Era un pomeriggio qualunque, di quelli che passano lenti nei piccoli centri della Sicilia occidentale. A Castelvetrano, in provincia di Trapani, il sole filtrava tra i rami, le finestre erano aperte e l’aria odorava di terra e di glicine. Il bambino, sei anni e mezzo appena compiuti, si trovava nel cortile della casa della nonna. Una di quelle case con i muri spessi e i portoni alti, che conservano i rumori dentro e fuori lasciano solo silenzi.

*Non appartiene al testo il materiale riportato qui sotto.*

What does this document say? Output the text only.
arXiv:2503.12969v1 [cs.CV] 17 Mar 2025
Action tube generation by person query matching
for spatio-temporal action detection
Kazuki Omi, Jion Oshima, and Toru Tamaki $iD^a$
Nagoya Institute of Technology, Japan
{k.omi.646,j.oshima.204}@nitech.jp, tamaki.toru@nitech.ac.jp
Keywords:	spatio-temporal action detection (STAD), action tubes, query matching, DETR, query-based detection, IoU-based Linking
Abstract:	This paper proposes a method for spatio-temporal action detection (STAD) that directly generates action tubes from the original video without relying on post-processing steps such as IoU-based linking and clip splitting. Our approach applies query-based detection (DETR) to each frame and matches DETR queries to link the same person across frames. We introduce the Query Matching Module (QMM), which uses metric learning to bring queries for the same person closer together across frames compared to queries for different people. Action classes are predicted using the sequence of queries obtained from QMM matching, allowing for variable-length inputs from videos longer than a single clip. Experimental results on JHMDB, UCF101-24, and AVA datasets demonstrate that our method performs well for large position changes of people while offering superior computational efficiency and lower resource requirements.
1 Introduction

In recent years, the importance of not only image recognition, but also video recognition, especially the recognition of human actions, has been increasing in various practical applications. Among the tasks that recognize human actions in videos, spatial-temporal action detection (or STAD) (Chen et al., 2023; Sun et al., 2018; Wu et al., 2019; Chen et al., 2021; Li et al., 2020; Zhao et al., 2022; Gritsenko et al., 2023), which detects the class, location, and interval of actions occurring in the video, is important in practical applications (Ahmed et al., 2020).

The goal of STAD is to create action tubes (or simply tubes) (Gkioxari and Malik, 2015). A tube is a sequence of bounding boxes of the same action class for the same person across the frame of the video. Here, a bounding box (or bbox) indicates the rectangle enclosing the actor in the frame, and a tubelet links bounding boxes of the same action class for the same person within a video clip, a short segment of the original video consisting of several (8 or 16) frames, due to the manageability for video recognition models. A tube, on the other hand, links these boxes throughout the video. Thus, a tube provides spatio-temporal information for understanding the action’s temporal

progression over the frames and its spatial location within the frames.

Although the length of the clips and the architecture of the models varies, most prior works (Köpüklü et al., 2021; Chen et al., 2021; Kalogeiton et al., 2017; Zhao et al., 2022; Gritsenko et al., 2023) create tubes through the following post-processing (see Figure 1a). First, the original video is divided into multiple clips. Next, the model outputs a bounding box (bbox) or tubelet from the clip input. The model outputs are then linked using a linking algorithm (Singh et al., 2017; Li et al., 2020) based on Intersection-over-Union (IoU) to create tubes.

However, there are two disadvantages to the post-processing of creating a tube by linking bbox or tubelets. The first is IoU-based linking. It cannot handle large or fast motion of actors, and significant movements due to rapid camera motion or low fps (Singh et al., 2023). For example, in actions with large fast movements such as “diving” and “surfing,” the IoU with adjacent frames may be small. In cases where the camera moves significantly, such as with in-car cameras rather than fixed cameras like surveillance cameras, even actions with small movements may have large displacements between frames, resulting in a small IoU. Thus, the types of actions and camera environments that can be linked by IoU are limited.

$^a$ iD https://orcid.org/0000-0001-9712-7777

Stava giocando, come fanno tutti i bambini, seguendo traiettorie imprevedibili con l’energia felice di chi non ha ancora imparato la paura. Non si sa se stesse rincorrendo una palla, se stesse esplorando o semplicemente camminando. Ma in un attimo, in un gesto che non sembrava diverso da tanti altri, il suo piede ha sfiorato una lastra che copriva una cisterna sotterranea. Una copertura precaria, forse un vecchio pannello in legno o in metallo sottile, messo lì anni fa, dimenticato da tutti.

Quella lastra ha ceduto. Senza un rumore fragoroso, senza nemmeno il tempo di gridare. Il bambino è precipitato per circa cinque metri nel vuoto, inghiottito da un buco scuro. Un secondo prima era lì, nel cortile. Un secondo dopo non c’era più. La nonna, che lo osservava da una finestra al primo piano, ha sentito solo un tonfo sordo. Si è affacciata e non lo ha visto. Ha chiamato il suo nome. Una volta, due volte, dieci. Poi ha urlato.
Nel quartiere sono accorsi in tanti. I vicini, all’inizio, pensavano a un malore, a un piccolo smarrimento. Nessuno immaginava che nel cortile ci fosse una trappola. E invece, sotto ai loro occhi, c’era un pozzo. Un buco nel terreno, nascosto ma profondo, invisibile ma pericoloso. Qualcuno ha tentato di affacciarsi, di guardare giù, ma era buio. Dal fondo, nessuna voce. Solo il cuore che batteva forte, più forte.
È partita la chiamata ai soccorsi. I minuti si sono fatti lunghi, interminabili. La nonna era in ginocchio, le mani sul viso, come se potesse fermare il tempo. Qualcuno pregava. Altri cercavano con le torce, con i telefoni, con le mani. E poi, finalmente, le sirene. I vigili del fuoco sono arrivati e hanno subito compreso la gravità della situazione. Uno di loro si è assicurato con l’imbracatura, si è calato nel pozzo. Un gesto che ripetono mille volte in addestramento, ma che ogni volta è diverso, perché dentro c’è una vita.
Nel silenzio, la voce del soccorritore si è fatta strada. “Lo vedo”. Il bambino era lì, seduto, spaventato ma cosciente, senza lesioni visibili. Piangeva piano. Quando l’hanno riportato in superficie, il cortile è esploso in un applauso liberatorio. Qualcuno ha pianto, altri hanno stretto le mani dei pompieri come si fa con gli angeli. Il piccolo è stato subito affidato alle cure dei sanitari, che hanno confermato che stava bene, miracolosamente illeso.
Ora resta la domanda su come sia stato possibile. Come possa esserci una cisterna non protetta in un cortile frequentato dai bambini. Le forze dell’ordine stanno valutando eventuali responsabilità, e l’intera comunità si interroga su una tragedia sfiorata. Ma oggi, sopra ogni cosa, resta il sollievo. Un bambino è tornato tra le braccia della nonna. E in quel cortile, per una volta, il buio ha perso.